Dalam pidatonya pada peringatan Hari Koperasi ke-79, Minggu (12/7/2026), Prabowo menyatakan banyak BUMN selama ini tidak dikelola secara efisien dan menjadi tempat terjadinya berbagai penyimpangan. “BUMN-BUMN itu akan kita tertibkan. Selama ini BUMN-BUMN itu sumber korupsi,” ujar Prabowo.
Danantara Kelola Aset Lebih dari US$1 Triliun
Prabowo menjelaskan pemerintah telah menghimpun sekitar 1.040 perusahaan BUMN ke dalam pengelolaan Danantara. Nilai aset yang dikelola diperkirakan mencapai sekitar US$1 triliun sehingga menjadikan Danantara sebagai salah satu sovereign wealth fund (SWF) terbesar di dunia.
Menurutnya, konsolidasi tersebut diperlukan karena selama ini struktur BUMN dinilai terlalu kompleks dengan banyak anak perusahaan hingga cucu perusahaan yang menyulitkan pengawasan.
Pemerintah Targetkan Tutup 800 BUMN
Selain melakukan konsolidasi, pemerintah juga akan menutup ratusan BUMN yang dinilai tidak efisien maupun terus mengalami kerugian. Prabowo mengungkapkan hingga akhir Juli 2026 sekitar 240 BUMN ditargetkan telah dihentikan operasinya. Jumlah tersebut akan terus bertambah sehingga pada akhir Desember 2026 diperkirakan sekitar 800 BUMN tidak lagi beroperasi.
Menurutnya, langkah tersebut diambil karena banyak perusahaan pelat merah selama bertahun-tahun terus mencatatkan kerugian tanpa memberikan manfaat yang sepadan bagi negara. “Kita sudah bisa menghemat mendekati Rp70 triliun. Yang tidak pernah untung, yang merugi terus, kita tutup,” kata Prabowo.
Peringatkan Eks Petinggi BUMN
Prabowo juga memperingatkan para mantan pimpinan BUMN yang terbukti melakukan penyimpangan agar bersiap menghadapi proses hukum. Dalam Rapat Koordinasi Nasional Pemerintah Pusat dan Daerah 2026, ia menegaskan aparat penegak hukum akan menindak pihak-pihak yang menyalahgunakan pengelolaan perusahaan negara.

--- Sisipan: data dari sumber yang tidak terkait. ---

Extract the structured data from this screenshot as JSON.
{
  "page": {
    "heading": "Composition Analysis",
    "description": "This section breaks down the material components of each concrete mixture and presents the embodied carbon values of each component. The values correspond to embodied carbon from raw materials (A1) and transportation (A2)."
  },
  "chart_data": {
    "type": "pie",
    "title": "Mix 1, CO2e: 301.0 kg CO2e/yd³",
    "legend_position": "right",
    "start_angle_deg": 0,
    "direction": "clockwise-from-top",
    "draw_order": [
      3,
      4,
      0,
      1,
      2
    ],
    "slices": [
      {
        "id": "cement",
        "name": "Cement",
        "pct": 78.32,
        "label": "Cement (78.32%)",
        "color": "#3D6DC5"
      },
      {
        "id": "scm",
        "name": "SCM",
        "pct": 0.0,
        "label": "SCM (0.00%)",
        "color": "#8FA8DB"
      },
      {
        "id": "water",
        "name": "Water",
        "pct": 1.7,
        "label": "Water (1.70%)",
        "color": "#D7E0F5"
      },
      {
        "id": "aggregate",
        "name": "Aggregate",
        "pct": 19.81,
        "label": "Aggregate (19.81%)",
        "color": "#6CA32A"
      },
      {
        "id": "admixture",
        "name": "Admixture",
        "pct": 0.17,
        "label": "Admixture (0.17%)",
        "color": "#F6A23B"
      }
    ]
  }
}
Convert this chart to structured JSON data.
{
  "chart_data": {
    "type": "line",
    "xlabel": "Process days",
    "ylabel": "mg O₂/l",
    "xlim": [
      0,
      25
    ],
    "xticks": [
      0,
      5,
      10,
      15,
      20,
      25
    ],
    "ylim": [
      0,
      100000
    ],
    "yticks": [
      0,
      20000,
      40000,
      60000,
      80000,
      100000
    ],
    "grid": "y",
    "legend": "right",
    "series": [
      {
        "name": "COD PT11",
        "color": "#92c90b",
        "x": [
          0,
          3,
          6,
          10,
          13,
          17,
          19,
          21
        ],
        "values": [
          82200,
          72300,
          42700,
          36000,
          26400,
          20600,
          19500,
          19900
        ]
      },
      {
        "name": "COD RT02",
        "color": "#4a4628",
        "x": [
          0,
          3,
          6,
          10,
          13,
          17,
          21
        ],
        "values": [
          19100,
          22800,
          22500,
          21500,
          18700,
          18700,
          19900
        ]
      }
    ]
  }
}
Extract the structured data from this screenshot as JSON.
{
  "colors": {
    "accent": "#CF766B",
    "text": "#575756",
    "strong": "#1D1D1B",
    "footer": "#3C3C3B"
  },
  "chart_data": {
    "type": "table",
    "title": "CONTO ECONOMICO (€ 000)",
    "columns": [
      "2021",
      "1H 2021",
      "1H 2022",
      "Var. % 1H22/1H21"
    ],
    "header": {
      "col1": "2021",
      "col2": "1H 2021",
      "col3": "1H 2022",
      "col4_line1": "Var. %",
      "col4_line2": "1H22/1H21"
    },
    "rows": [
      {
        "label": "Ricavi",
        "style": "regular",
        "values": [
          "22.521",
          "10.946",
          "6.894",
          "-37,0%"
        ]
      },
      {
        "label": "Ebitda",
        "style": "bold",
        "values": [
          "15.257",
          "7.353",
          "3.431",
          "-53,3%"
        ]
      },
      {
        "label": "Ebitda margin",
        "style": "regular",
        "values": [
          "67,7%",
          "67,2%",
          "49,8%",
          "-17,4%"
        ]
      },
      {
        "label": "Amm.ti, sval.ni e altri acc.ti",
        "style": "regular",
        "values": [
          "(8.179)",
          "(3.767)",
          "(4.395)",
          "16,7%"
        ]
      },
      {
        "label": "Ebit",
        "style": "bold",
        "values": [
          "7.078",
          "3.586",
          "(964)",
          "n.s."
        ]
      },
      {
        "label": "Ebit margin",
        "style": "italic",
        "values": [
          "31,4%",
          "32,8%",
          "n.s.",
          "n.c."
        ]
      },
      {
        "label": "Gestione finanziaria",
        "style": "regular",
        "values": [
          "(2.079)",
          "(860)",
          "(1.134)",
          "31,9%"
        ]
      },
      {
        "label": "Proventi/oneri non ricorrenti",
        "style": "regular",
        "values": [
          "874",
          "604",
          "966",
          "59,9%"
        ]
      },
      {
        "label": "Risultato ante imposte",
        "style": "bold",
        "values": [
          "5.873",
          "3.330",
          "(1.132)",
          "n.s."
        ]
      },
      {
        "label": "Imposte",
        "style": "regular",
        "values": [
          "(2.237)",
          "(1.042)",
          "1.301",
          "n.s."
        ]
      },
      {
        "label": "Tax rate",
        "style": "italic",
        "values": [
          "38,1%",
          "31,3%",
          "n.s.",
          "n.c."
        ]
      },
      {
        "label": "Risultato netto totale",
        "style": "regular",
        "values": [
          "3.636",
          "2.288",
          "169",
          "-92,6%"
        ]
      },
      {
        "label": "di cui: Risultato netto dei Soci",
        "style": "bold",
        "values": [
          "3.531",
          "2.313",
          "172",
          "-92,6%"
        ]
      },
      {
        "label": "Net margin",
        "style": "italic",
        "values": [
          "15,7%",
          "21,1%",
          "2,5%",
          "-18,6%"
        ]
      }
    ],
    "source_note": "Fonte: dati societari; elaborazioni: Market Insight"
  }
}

Menurutnya, pembentukan Danantara sekaligus menjadi upaya memperbaiki tata kelola lebih dari seribu perusahaan BUMN yang selama ini dinilai terlalu tersebar dan sulit diawasi.
Industri Strategis Tetap Diperkuat
Meski melakukan penutupan terhadap BUMN yang tidak produktif, Prabowo memastikan pemerintah tetap akan memperkuat perusahaan-perusahaan strategis nasional, khususnya di sektor pertahanan. Ia menyebut PT PAL Indonesia, PT Pindad, dan PT Dirgantara Indonesia akan terus dikembangkan karena memiliki prospek besar, termasuk melalui peningkatan ekspor produk pertahanan.
Prabowo mengungkapkan PT Pindad telah memperoleh kontrak pengadaan senjata dari Arab Saudi, sementara PT PAL dinilai telah mampu memproduksi kapal perang hingga kapal selam yang memiliki daya saing internasional. Menurutnya, pembenahan BUMN tidak bertujuan mengecilkan peran negara dalam perekonomian, melainkan memastikan perusahaan negara dikelola secara profesional, efisien, dan memberikan manfaat maksimal bagi masyarakat serta keuangan negara.